The ring so formed is so precise that the ring can be directly subjected to gear cutting operation to obtain a starting ring gear without any machining.

In the foregoing description has been made of only one embodiment of the invention, but it will readily occur to those skilled in the art that the same is illustrative in nature, and does not limit the scope of the invention in any way. The scope of the invention is only limited by the appended claims.

Claims

1. An apparatus for making annular blanks for rings having a predetermined inner diameter used to fabricate ring gears, said apparatus comprising:

a hollow circumferentially expandable cylindrical member having a longitudinal slit therethrough parallel to the axis thereof for aiding in the expansion of said member;

cylindrical mandrel means insertable into said cylindrical member for expanding said cylindrical member, said mandrel means being of sufficient diameter to expand said cylindrical member to an outside diameter greater than the inside diameter of said rings having a predetermined inner diameter;

a spiral member coaxially and loosely positioned around said cylindrical member while said cylindrical member is not expanded, whereby expanding said cylindrical member by inserting said mandrel means thereinto causes said cylindrical member to expand against and expand said spiral member; and

cutting means adjacent said cylindrical member and said spiral member for cutting said spiral member along a straight line parallel to the axis of said cylindrical member after said cylindrical member with said spiral member theresurrounding are expanded by the insertion of said mandrel means, whereby after said spiral member is cut by said cutting means, a plurality of blanks are formed for forming said rings.

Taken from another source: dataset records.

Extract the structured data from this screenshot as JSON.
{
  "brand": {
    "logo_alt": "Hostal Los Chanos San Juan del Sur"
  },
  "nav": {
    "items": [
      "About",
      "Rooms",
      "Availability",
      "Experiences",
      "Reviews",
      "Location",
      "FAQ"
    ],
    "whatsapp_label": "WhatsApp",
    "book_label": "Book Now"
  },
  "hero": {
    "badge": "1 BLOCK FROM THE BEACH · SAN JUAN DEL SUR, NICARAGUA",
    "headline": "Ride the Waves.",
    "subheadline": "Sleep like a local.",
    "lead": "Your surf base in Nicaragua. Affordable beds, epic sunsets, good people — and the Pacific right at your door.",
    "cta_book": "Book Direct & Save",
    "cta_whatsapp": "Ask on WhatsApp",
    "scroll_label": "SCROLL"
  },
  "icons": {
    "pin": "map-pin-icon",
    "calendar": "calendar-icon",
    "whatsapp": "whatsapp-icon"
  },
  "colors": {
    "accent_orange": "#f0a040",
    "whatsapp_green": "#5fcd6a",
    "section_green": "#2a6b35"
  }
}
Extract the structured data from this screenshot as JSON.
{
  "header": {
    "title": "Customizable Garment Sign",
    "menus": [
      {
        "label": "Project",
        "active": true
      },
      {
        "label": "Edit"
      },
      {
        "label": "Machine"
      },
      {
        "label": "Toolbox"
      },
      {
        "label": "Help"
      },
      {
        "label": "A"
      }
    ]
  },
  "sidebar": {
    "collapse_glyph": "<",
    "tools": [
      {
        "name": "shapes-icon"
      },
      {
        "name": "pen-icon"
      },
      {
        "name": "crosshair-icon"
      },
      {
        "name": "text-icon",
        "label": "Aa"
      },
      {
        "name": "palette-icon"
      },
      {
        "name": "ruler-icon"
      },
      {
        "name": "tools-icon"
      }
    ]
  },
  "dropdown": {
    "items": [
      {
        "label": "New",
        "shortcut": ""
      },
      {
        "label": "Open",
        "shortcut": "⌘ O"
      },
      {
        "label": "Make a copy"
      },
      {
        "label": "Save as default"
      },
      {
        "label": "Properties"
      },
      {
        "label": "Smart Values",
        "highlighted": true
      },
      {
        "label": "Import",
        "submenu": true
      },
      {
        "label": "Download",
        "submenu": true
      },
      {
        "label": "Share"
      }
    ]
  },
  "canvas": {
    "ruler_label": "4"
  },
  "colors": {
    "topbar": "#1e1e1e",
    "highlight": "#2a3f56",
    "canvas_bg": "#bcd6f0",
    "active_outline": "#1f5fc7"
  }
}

2. An apparatus as claimed in claim 1, wherein said spiral member is comprised of a carbon steel bar having a substantially rectangular cross-section which is subjected to a cold-bending operation to form a spiral having an inner diameter smaller than the predetermined inner diameter of said rings and larger than the outside diameter of said non-expanded cylindrical member.

3. An apparatus as claimed in claim 1, wherein the ends of said blanks formed by cutting said spiral member with said cutting means are butt welded together to form said rings.

4. An apparatus as claimed in claim 3, wherein the inner circumferential length of said spiral member, after being expanded by the insertion of said mandrel means into said cylindrical member, is predetermined to include the inner circumferential length of said rings, taking into consideration the material consumed during said cutting operation and the length of material consumed during butt welding the ends of said blanks formed during said cutting operation.

5. An apparatus as claimed in claim 1, further comprising annular pressing member means above said cylindrical member having an inner diameter larger than the outer diameter of said expanded cylindrical member for pressing against said expanded spiral member, whereby pressing said spiral member with said pressing member means causes the ends of said blanks formed during said cutting operation to oppose each other.

6. An apparatus as claimed in claim 1, wherein said cylindrical mandrel means is tapered at the end thereof adjacent said cylindrical member, whereby insertion into said cylindrical member is facilitated.